Have you ever noticed your dog, the dog of a friend or client (if you're an animal caregiver), or a dog at the park eating grass? Many of us have dogs that eat grass at least every once in a while, if not regularly. When you've seen a dog do this have you ever wondered why? Most veterinarians and animal health care professionals will tell you that this behavior is nothing to worry about- it is just a residual evolutionary behavior.
The ancestors of our modern domestic dogs would eat the entirety of the prey they caught - stomach, intestines and their contents included. Much of the prey that pre-modern dogs ate were herbivores - animals that subsist from eating plants, which often includes a diet heavy in various grasses. As a result, these pre-modern dogs were regularly consuming grass in various stages of digestion, based off of how soon they made their kill after their prey had eaten.
Dogs, unlike cats, are not obligate carnivores - meaning that their bodies are made to be able to digest a certain amount of plant fibers as part of their diet. Cats lack the digestive enzymes to sufficiently digest most grass. Because dogs are omnivorous (eat both plants and animals), and are often opportunistic feeders (i.e. scavengers) when food is not provided for them by people, they are able to eat and process grass (to a point) in their digestive system. At present, wild canines still regularly consume a variety of plant products, including fruits and berries, in order to fulfill their own dietary needs.
Now you are probably wondering- if dogs are supposed to be able to eat plants, including grass, why does my dog usually throw up after eating grass? This is likely because your dog is eating grass to settle an already upset, gassy or uneasy stomach. Have you ever felt so nauseated or upset to your stomach that you think you would probably feel better if you could just throw up already? That is what the dog's body is often saying when they eat grass - eat grass, which will scratch or irritate the throat and stomach lining, which will induce a vomiting reaction, solving the problem of an upset stomach. This is particularly true if the dog doesn't bother to chew the grass, but rather pulls up large pieces or clumps and swallows them down. However, most dogs do not throw up every time they eat grass, and this is perfectly okay too.
Sometimes dogs may eat grass simply because they like the texture. Other times they eat it because their body is telling them they need a little extra roughage and fiber in their diet - maybe their feeling a little blocked up and are trying to help their bowels move a little more smoothly. If your dog eats grass and it comes out more or less intact in their stool, not to worry, your dog was just trying to give themselves a gentle natural enema to move things along.

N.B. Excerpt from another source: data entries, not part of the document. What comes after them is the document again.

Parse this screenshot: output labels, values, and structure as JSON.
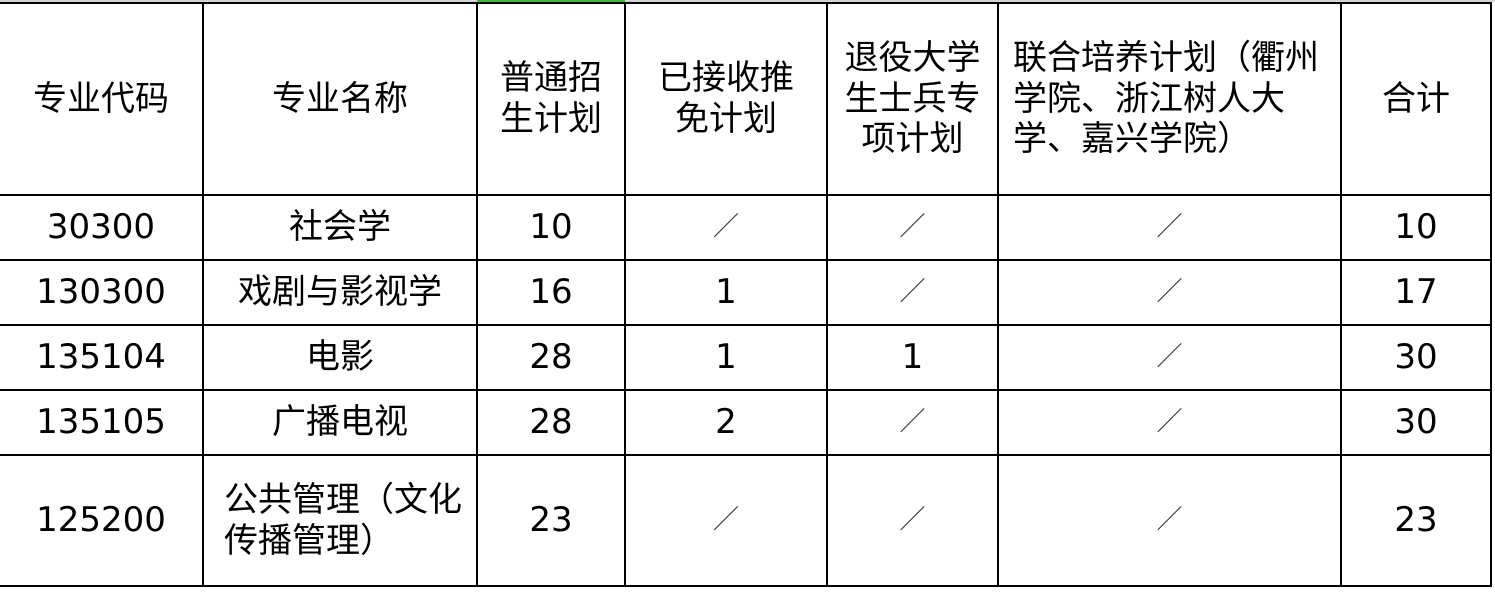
{
  "table": {
    "headers": [
      "专业代码",
      "专业名称",
      "普通招生计划",
      "已接收推免计划",
      "退役大学生士兵专项计划",
      "联合培养计划（衢州学院、浙江树人大学、嘉兴学院）",
      "合计"
    ],
    "rows": [
      [
        "30300",
        "社会学",
        "10",
        "／",
        "／",
        "／",
        "10"
      ],
      [
        "130300",
        "戏剧与影视学",
        "16",
        "1",
        "／",
        "／",
        "17"
      ],
      [
        "135104",
        "电影",
        "28",
        "1",
        "1",
        "／",
        "30"
      ],
      [
        "135105",
        "广播电视",
        "28",
        "2",
        "／",
        "／",
        "30"
      ],
      [
        "125200",
        "公共管理（文化传播管理）",
        "23",
        "／",
        "／",
        "／",
        "23"
      ]
    ]
  },
  "colors": {
    "selected_column_indicator": "#4caf50",
    "grid": "#000000"
  }
}
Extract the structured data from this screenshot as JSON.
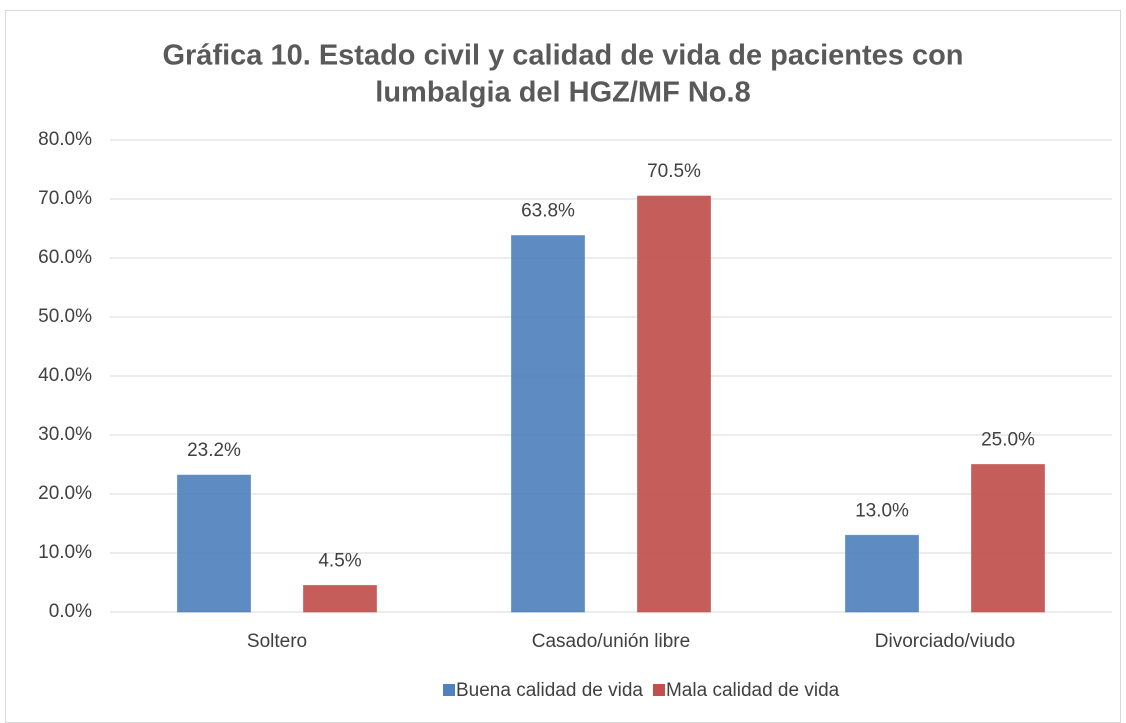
{
  "chart_data": {
    "type": "bar",
    "title": [
      "Gráfica 10. Estado civil y calidad de vida de pacientes con",
      "lumbalgia del HGZ/MF No.8"
    ],
    "categories": [
      "Soltero",
      "Casado/unión libre",
      "Divorciado/viudo"
    ],
    "series": [
      {
        "name": "Buena calidad de vida",
        "color": "#4f81bd",
        "values": [
          23.2,
          63.8,
          13.0
        ],
        "value_labels": [
          "23.2%",
          "63.8%",
          "13.0%"
        ]
      },
      {
        "name": "Mala calidad de vida",
        "color": "#c0504d",
        "values": [
          4.5,
          70.5,
          25.0
        ],
        "value_labels": [
          "4.5%",
          "70.5%",
          "25.0%"
        ]
      }
    ],
    "ylim": [
      0,
      80
    ],
    "yticks": [
      {
        "value": 0,
        "label": "0.0%"
      },
      {
        "value": 10,
        "label": "10.0%"
      },
      {
        "value": 20,
        "label": "20.0%"
      },
      {
        "value": 30,
        "label": "30.0%"
      },
      {
        "value": 40,
        "label": "40.0%"
      },
      {
        "value": 50,
        "label": "50.0%"
      },
      {
        "value": 60,
        "label": "60.0%"
      },
      {
        "value": 70,
        "label": "70.0%"
      },
      {
        "value": 80,
        "label": "80.0%"
      }
    ],
    "grid": true,
    "legend": "bottom"
  }
}
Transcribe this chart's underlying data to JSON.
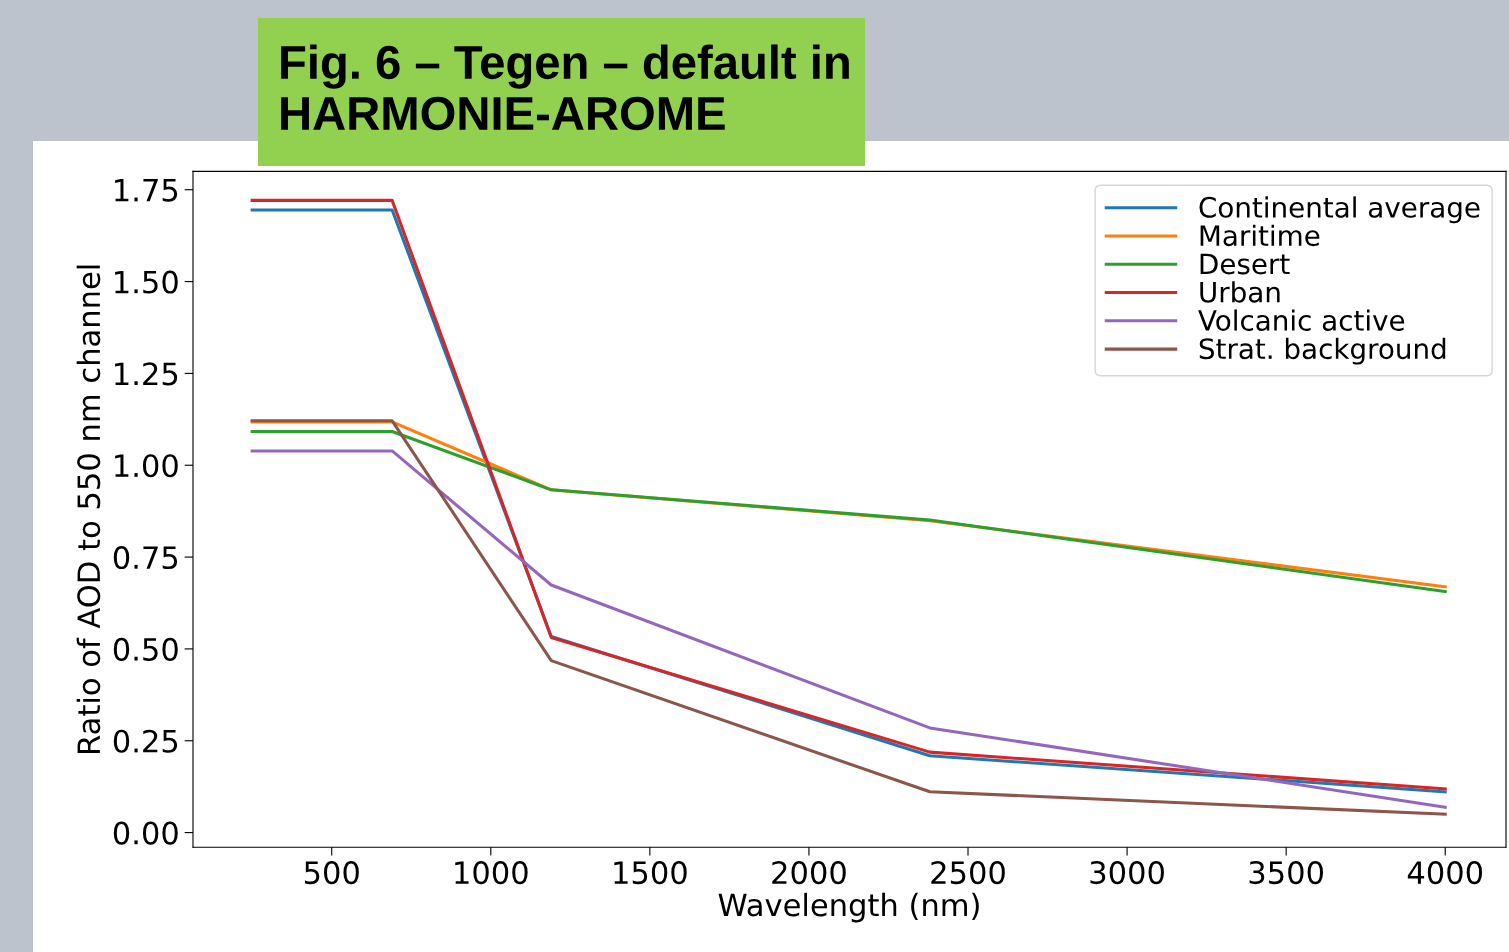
{
  "chart_data": {
    "type": "line",
    "title": "Fig. 6 – Tegen – default in HARMONIE-AROME",
    "xlabel": "Wavelength (nm)",
    "ylabel": "Ratio of AOD to 550 nm channel",
    "x": [
      250,
      690,
      1190,
      2380,
      4000
    ],
    "series": [
      {
        "name": "Continental average",
        "color": "#1f77b4",
        "values": [
          1.695,
          1.695,
          0.534,
          0.209,
          0.111
        ]
      },
      {
        "name": "Maritime",
        "color": "#ff7f0e",
        "values": [
          1.118,
          1.118,
          0.933,
          0.849,
          0.669
        ]
      },
      {
        "name": "Desert",
        "color": "#2ca02c",
        "values": [
          1.092,
          1.092,
          0.933,
          0.851,
          0.656
        ]
      },
      {
        "name": "Urban",
        "color": "#d62728",
        "values": [
          1.721,
          1.721,
          0.531,
          0.219,
          0.119
        ]
      },
      {
        "name": "Volcanic active",
        "color": "#9467bd",
        "values": [
          1.039,
          1.039,
          0.674,
          0.285,
          0.069
        ]
      },
      {
        "name": "Strat. background",
        "color": "#8c564b",
        "values": [
          1.121,
          1.121,
          0.468,
          0.111,
          0.05
        ]
      }
    ],
    "xlim": [
      64,
      4191
    ],
    "ylim": [
      -0.04,
      1.8
    ],
    "xticks": [
      500,
      1000,
      1500,
      2000,
      2500,
      3000,
      3500,
      4000
    ],
    "yticks": [
      {
        "value": 0,
        "label": "0.00"
      },
      {
        "value": 0.25,
        "label": "0.25"
      },
      {
        "value": 0.5,
        "label": "0.50"
      },
      {
        "value": 0.75,
        "label": "0.75"
      },
      {
        "value": 1.0,
        "label": "1.00"
      },
      {
        "value": 1.25,
        "label": "1.25"
      },
      {
        "value": 1.5,
        "label": "1.50"
      },
      {
        "value": 1.75,
        "label": "1.75"
      }
    ],
    "grid": false,
    "legend": "top right",
    "marker": "none",
    "line_style": "solid"
  }
}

Regardless of the reason your dog may be eating grass, pet health professionals say their is no reason to fret. Your dog is simply doing something that it has evolutionarily learned to do. Grass contains essential nutrients that your dog may be craving, especially if they are being fed a "commercial" diet (food brands that would be deemed lower quality or "grocery store brands"). Such food is often lacking in key nutrients and is often full of fillers such as corn or wheat, which are low in nutritional value and can cause gassiness and bloating. If you happen to notice that your dog is regularly eating grass or house plants, you may want to consider introducing some cooked vegetables or herbs to their diet, in addition to their current food, to supplement for any nutrients the food may be lacking. Raw vegetables are also a possible additive, however many dogs prefer cooked to raw vegetables.
Though the consumption of grass and plants by dogs is, overall, not a problem, be wary of where your dog eats grass, as pesticides and herbicides may have been applied which could possibly make your dog ill. Also, keep in mind that a little snacking on grass here and there is alright, but if you see a marked increase in your dog's consumption of grass, contact your veterinarian as your dog may be experiencing some more severe digestive or other health issues. Remember that dogs require a wide arrow of vitamins, minerals and nutrients to make their bodies function well, just like humans, and just like humans they have their own methods for self-treating, but too much of anything (including eating grass) is never a good thing.
Whether your dog is a grass eater or not, try to make a habit of regularly visually examining your dog's feces. All that is needed is a quick glance to make sure things look solid, that no blood or worms are present, and keep tabs on the coloration - black or red in stool is what one should be considered about. Grass in stool, however, is to be expected!